Cystic Fibrosis - Pulmozyme
Defines Cigna's prior authorization and coverage criteria for Pulmozyme (dornase alfa inhalation solution) for patients with cystic fibrosis and states conditions considered not medically necessary. Applies to health benefit plans administered by Cigna Companies.
Updated coverage policy title from Dornase Alfa to Cystic Fibrosis - Pulmozyme and removed criterion 'used to improve pulmonary function in cystic fibrosis (CF).' and removed criteria for treatment of complicated pleural effusions.
Coverage Criteria for Pulmozyme (dornase alfa)
Initial approval - Cystic Fibrosis
Covered when ALL of the following are met
Pulmozyme is indicated as adjunctive therapy to improve pulmonary function in cystic fibrosis; approval duration 1 year
Required for approval; prior authorization is required
Use of Pulmozyme (dornase alfa) for any indication other than cystic fibrosis is considered not medically necessary.

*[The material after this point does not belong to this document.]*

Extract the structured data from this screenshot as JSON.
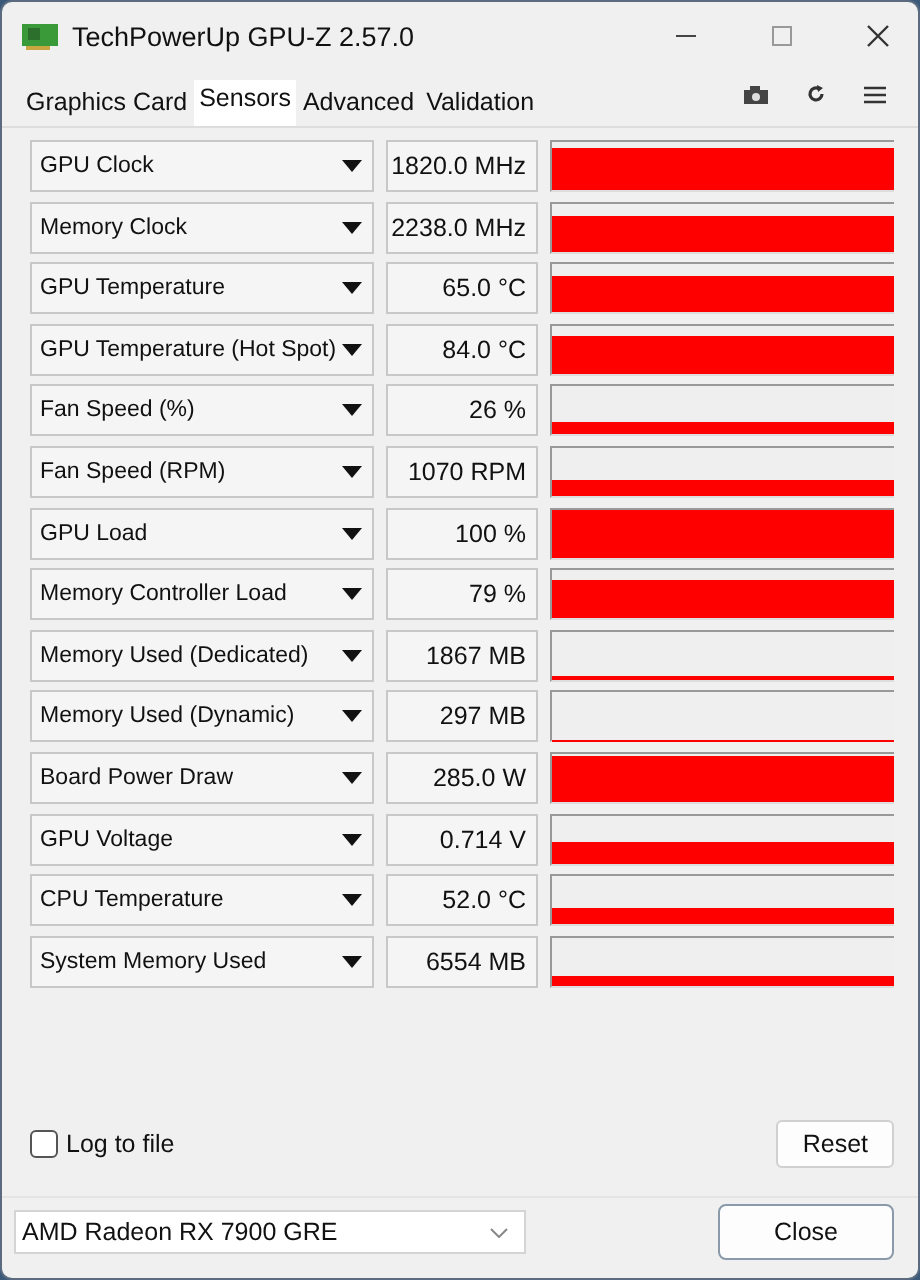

The policy explicitly lists non-covered examples including asthma and idiopathic/non-CF bronchiectasis, and notes the list may not be all inclusive and will be updated as new published data become available.
Pulmozyme is considered not medically necessary for asthma because efficacy outside of cystic fibrosis has not been established; a pilot study in patients with severe acute asthma (n = 50) showed no significant difference in FEV1 versus placebo. Pulmozyme is also not medically necessary for idiopathic bronchiectasis; a multicenter randomized placebo-controlled 24-week trial (n = 349) demonstrated worsened lung function and more frequent pulmonary exacerbations with Pulmozyme compared with placebo, leading authors to advise against its use in that population.